Obama urges overhaul of justice system
US President Barack Obama has called for a vast overhaul of the US justice system that would give convicted offenders the vote, curb the use of solitary confinement and end mandatory sentences.
In a week that saw Obama commuting the sentences of 46 drug offenders and which will see him become the first sitting president to visit a federal prison, Obama sketched out a package of justice reforms aimed at reducing the prison population.
The United States, he said, jails as many people as the top 35 European nations combined, with African-Americans and Latinos disproportionately put behind bars for non-violent drug offences.
"Our criminal justice system isn't as smart as it should be.
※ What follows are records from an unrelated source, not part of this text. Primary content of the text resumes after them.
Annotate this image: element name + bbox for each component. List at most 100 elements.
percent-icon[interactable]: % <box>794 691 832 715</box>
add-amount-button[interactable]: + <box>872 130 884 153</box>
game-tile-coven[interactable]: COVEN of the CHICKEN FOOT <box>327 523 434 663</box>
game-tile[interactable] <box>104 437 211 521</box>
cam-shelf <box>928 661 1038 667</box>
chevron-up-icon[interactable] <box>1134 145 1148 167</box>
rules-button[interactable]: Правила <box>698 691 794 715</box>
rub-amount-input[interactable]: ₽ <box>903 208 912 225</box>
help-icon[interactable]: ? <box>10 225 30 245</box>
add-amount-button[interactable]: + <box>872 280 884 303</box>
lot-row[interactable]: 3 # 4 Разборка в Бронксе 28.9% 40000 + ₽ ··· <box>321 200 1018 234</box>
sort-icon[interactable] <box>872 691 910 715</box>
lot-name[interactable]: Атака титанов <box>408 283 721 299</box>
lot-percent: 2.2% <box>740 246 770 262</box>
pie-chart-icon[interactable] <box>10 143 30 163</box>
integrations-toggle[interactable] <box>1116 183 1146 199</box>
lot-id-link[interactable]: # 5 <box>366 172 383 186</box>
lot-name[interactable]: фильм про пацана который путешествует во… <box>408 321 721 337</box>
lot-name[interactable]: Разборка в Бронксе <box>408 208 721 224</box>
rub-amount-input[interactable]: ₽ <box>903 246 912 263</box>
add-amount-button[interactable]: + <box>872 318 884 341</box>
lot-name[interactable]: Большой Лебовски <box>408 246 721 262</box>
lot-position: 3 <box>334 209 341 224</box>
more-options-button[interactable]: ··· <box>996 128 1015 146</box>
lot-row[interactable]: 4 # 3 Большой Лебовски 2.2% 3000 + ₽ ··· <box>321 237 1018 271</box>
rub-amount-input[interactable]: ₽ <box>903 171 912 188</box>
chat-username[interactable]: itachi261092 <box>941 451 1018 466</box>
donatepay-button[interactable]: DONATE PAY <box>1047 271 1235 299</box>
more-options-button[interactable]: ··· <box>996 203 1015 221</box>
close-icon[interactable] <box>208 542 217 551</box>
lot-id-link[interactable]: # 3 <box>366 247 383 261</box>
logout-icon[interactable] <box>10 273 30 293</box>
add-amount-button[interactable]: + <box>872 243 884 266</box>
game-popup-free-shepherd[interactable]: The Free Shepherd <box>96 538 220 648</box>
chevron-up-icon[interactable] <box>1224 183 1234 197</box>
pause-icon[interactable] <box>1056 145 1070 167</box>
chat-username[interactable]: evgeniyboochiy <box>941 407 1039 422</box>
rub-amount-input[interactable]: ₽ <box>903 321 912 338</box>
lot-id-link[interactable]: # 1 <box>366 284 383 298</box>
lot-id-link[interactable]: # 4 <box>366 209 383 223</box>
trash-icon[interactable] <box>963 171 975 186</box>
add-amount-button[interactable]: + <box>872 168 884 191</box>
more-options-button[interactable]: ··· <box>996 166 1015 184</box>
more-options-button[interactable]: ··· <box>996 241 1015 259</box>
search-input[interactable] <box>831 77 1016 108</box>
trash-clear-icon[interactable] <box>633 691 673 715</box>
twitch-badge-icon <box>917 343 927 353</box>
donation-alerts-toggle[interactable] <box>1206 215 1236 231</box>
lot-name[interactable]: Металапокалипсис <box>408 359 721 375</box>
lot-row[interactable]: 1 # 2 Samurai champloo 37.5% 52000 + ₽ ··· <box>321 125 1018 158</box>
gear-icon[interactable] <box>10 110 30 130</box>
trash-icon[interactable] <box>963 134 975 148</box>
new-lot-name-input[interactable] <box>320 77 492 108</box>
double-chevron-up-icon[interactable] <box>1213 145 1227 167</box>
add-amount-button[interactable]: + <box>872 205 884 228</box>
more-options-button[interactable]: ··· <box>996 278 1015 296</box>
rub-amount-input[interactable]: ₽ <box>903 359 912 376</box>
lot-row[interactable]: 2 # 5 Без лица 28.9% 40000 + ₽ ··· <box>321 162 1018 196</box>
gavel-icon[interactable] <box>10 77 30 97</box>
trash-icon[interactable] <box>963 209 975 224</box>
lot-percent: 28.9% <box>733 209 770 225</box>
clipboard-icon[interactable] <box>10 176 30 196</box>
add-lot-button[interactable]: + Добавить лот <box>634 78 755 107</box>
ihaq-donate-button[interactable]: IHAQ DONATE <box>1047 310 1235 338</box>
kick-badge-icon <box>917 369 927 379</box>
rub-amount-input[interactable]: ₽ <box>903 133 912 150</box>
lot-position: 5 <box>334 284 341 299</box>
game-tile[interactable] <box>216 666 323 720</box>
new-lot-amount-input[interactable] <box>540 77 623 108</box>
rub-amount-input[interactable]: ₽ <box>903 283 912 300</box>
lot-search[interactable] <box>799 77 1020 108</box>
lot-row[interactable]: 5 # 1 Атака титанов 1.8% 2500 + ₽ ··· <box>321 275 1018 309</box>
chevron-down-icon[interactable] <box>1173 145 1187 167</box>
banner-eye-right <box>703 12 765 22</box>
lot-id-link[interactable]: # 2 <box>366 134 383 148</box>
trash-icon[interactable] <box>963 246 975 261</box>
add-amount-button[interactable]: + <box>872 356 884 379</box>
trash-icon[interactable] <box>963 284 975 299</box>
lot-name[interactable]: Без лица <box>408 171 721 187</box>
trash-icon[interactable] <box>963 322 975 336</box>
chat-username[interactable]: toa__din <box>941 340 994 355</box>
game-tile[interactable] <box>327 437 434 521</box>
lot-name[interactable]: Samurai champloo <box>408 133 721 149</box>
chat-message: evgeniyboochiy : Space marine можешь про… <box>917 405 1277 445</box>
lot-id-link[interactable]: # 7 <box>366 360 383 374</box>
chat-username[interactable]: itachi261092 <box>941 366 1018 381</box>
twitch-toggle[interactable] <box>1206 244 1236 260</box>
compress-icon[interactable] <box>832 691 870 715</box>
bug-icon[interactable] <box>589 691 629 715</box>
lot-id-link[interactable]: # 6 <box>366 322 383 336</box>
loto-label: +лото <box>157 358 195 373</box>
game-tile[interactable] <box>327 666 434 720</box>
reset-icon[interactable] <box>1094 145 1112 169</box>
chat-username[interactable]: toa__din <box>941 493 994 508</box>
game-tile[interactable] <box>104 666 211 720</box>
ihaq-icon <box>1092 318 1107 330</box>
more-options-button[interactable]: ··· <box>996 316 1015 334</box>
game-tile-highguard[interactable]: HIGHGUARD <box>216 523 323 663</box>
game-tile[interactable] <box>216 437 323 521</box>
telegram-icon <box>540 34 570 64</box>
It's not keeping us as safe as it should be. It is not as fair as it should be. Mass incarceration makes our country worse off," he said.
"There are some folks who need to be in jail," Obama said, but he added, in far too many cases the punishment simply does not fit the crime.
"If you're a low-level drug dealer, or you violate your parole, you owe some debt to society," Obama said. "But you don't owe 20 years."
Stating he had ordered a review of the use of solitary confinement, and would back scrapping minimum prison terms for non-violent drug offences, Obama received warm applause from members of the National Association for the Advancement of Colored People, a leading rights group.
Obama said there are glimmers of a possible deal between Republicans and Democrats on some reforms this year.
He also called for a shift in popular culture, which tolerates jokes about prison rape.
"We should not be tolerating rape in prison and we should not be making jokes about it in our popular culture. That's no joke."
He also called for former prisoners to be given the vote.